JJ Rizal kemudian menambahkan, kata mudik kemudian menjadi dominan lantaran mereka rutin melakukannya tanpa batasan hari-hari tertentu.Ngetanen bisa disebut juga artinya dengan bekerja kembali (berladang atau bertani kembali: dari kata tani).

"Sehingga kapanpun mereka meninggalkan rumah tuannya di Batavia untuk kembali ke daerah kampungnya di selatan memiliki artinya mudikin,'' kisahya.

Kata udik itu sebenanrya berasal dari Betawi Melayu. Meski demikian, Rizal menerangkan, kata mudik sendiri juga diartikan atau asalkan oleh budaya lainnya seperti di Jawa dengan istilah Munduh Ditilik. "Itu hanya masalah utak-atik kata saja. Tapi itu lahir dari konsep pertumbuhan kota ketika ada urbanisasi,"ungkapnya.

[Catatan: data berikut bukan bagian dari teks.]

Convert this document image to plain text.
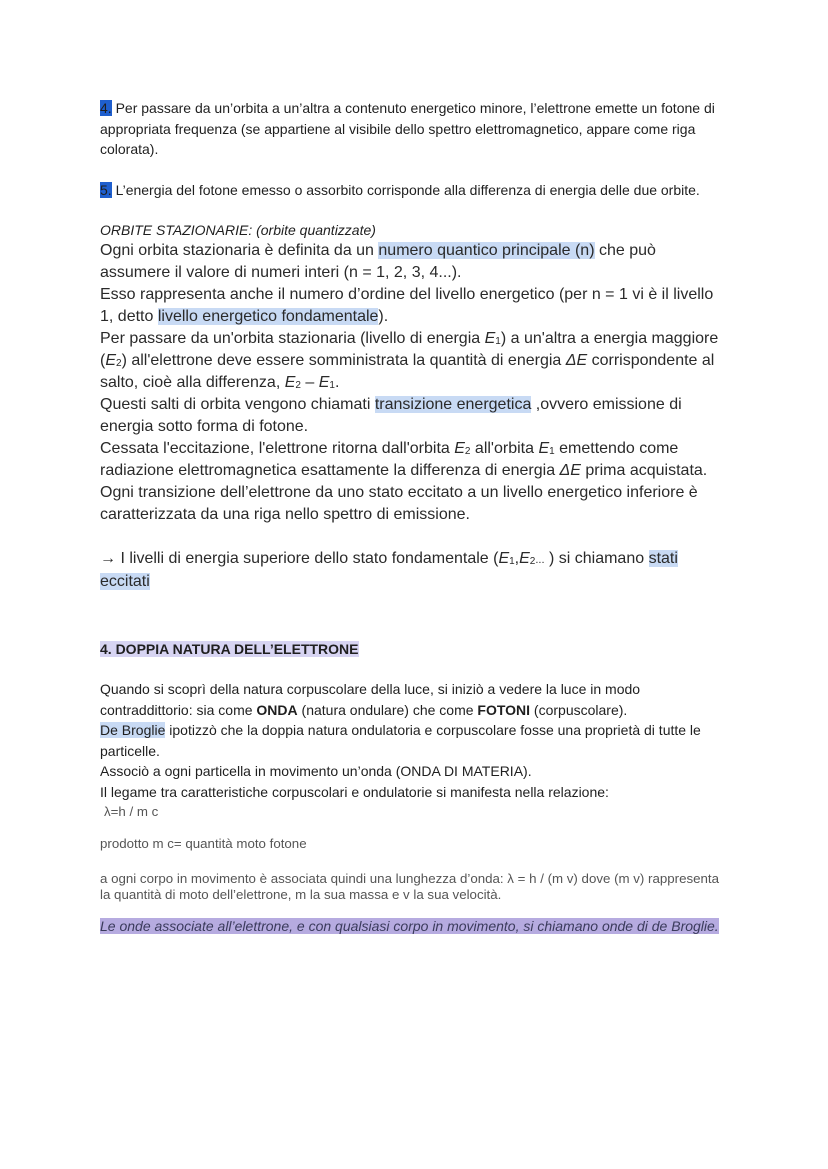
4. Per passare da un’orbita a un’altra a contenuto energetico minore, l’elettrone emette un fotone di appropriata frequenza (se appartiene al visibile dello spettro elettromagnetico, appare come riga colorata).

5. L’energia del fotone emesso o assorbito corrisponde alla differenza di energia delle due orbite.

ORBITE STAZIONARIE: (orbite quantizzate)

Ogni orbita stazionaria è definita da un numero quantico principale (n) che può assumere il valore di numeri interi (n = 1, 2, 3, 4...).
Esso rappresenta anche il numero d’ordine del livello energetico (per n = 1 vi è il livello 1, detto livello energetico fondamentale).
Per passare da un'orbita stazionaria (livello di energia $E_1$) a un'altra a energia maggiore $(E_2)$ all'elettrone deve essere somministrata la quantità di energia ΔE corrispondente al salto, cioè alla differenza, $E_2 - E_1$.
Questi salti di orbita vengono chiamati transizione energetica ,ovvero emissione di energia sotto forma di fotone.
Cessata l'eccitazione, l'elettrone ritorna dall'orbita $E_2$ all'orbita $E_1$ emettendo come radiazione elettromagnetica esattamente la differenza di energia ΔE prima acquistata.
Ogni transizione dell’elettrone da uno stato eccitato a un livello energetico inferiore è caratterizzata da una riga nello spettro di emissione.

→ I livelli di energia superiore dello stato fondamentale ($E_1,E_2$... ) si chiamano stati
eccitati

4. DOPPIA NATURA DELL’ELETTRONE

Quando si scoprì della natura corpuscolare della luce, si iniziò a vedere la luce in modo contraddittorio: sia come ONDA (natura ondulare) che come FOTONI (corpuscolare).
De Broglie ipotizzò che la doppia natura ondulatoria e corpuscolare fosse una proprietà di tutte le particelle.
Associò a ogni particella in movimento un’onda (ONDA DI MATERIA).
Il legame tra caratteristiche corpuscolari e ondulatorie si manifesta nella relazione:

λ=h / m c

prodotto m c= quantità moto fotone

a ogni corpo in movimento è associata quindi una lunghezza d’onda: λ = h / (m v) dove (m v) rappresenta la quantità di moto dell’elettrone, m la sua massa e v la sua velocità.

Le onde associate all’elettrone, e con qualsiasi corpo in movimento, si chiamano onde di de Broglie.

Dia mengatakan, konsep mudik sendiri awalnya memang tidak melulu terkait dengan perayaan penting seperti Idul Fitri atau Lebaran. Jadi perkembangannya jika ada seorang pulang kampung itu artinya dia mudik. "Misalnya pembantu situ kemana?, Mudik. Jadi Tidak hanya lebaran tapi bisa kapan saja sebulan atau tiga bulan sekali. Jadi tidak hanya karena perayaan. Dia punya udik. Dia punya kampung. Udik tuh ya kampung," tuturnya.



Seiring perkembangan urbanisasi kata mudik sediri sudah tidak bermakna pergi ke kampung atau ke Selatan. Pemaknaan mudik saat ini bisa diartikan ke mana saja ke Utara, Barat, atau Timur.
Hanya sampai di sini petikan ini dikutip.